Se este esforço desmedido se destinase a reequilibrar a economia na sequência de uma catástrofe natural (terramoto, tsunami,...) todos nós compreenderíamos. O seu discurso de 13 de Outubto faria pleno sentido. Mas o que nos pedem é que tiremos o pão da boca dos nossos filhos para cobrir o roubo de uma vil gente que se apoderou do aparelho de Estado. O Pedro Passos Coelho e  Cavaco Silva têm os tribunais, a polícia, o exército e tudo o mais que vos dá o poder do Estado Soberano. Porque não perseguem então implacavelmente quem prevaricou, quem roubou e rouba (sob os vossos e nossos olhos), porque não extinguem de forma dura o que está a mais nas mãos de gente fraudulenta, fundações e institutos vazadores do erário público? Porque não trabalham para esclarecer os casos de polícia que se arrastam sem fim à vista?...Não, o que nos pedem fica para lá de qualquer noção de decência. E outra questão que se coloca é: o que faremos em 2013 quanto a economia portuguesa estiver claramente tísica? O povo português terá que pensar seriamente no futuro, porque vocês e acólitos irão continuar a roubar descaradamente, está-vos no sangue. Se tivesse havido mais Educação neste país, certamente a população teria tido o DISCERNIMENTO para correr convosco (e por isso mesmo preferem desprezar a Educação...)
TODOS NÓS DEVEMOS DIZER NÃO, NÃO DEVEM SER AS FAMÍLIAS TRABALHADORAS A PAGAR UMA CRISE CAUSADA POR UMA ELITE CORRUPTA!

Mas é preciso que nós Sociedade civil não aceitemos mais este discurso narcótico, que mata o pensamento, que nos reduz à mais mísera criatura, incapaz de se conhecer a si própria e de compreeder o mundo. O que é preciso dizer é que estamos assim por causa dos roubos sucessivos e sistemática gestão danosa do bem-público.

A Sociedade Civil naturalmente deveria agir, mas estou em crer que os que pensam assim não são em número suficiente para se aplicarem numa luta que poderia ter por inspiração parcial e inicial a nossa corajosa Islândia.

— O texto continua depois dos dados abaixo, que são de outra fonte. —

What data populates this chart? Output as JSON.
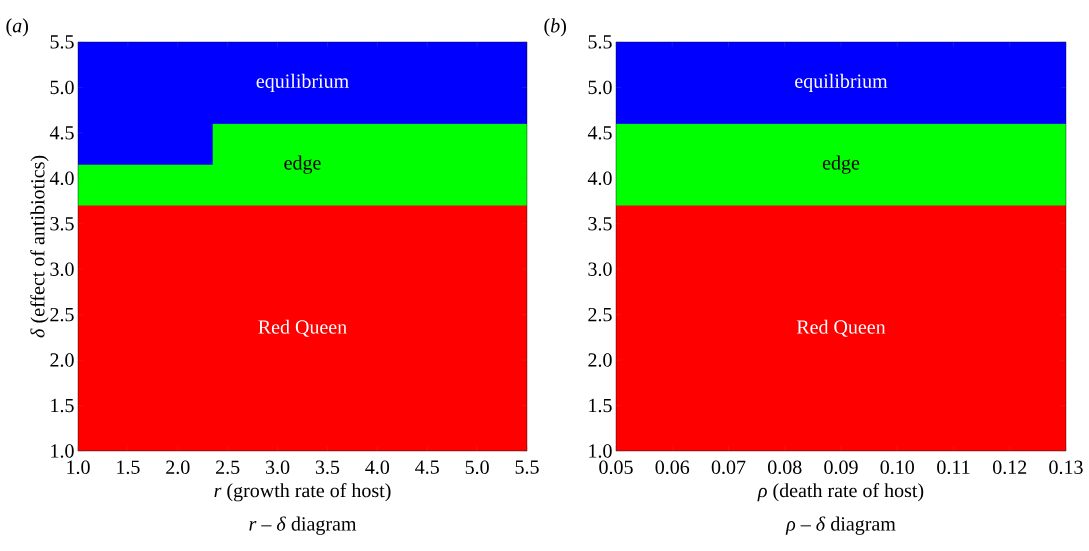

Como disse o Medina Carreira e muito bem, agora que só nos resta sobreviver à fome e à doença, estando a salvo os políticos, gobernantes e guardiões do regime e acólitos, devíamos lutar para, nos Tribunais, responsabilizarmos quem nos levou a este colapso do nosso país.

Por todos estes motivos e outros que omito por esforço de concisão, caros Pedro Passos Coelho e Cavaco Silva, o esforço que faz anos nos pedem é claramente IMORAL, as justificações que dão são uma mentira sem-vergonha, e todo este complot contra a população deveria ser desmascarado publicamente! Não queremos pagar pelo assalto perpetrado ao aparelho de Estado que ocorre a todo o momento com a vosso assentimento tácito. O vosso papel não é o de deuses do Olimpo, é servir a população que erradamente em vós votou!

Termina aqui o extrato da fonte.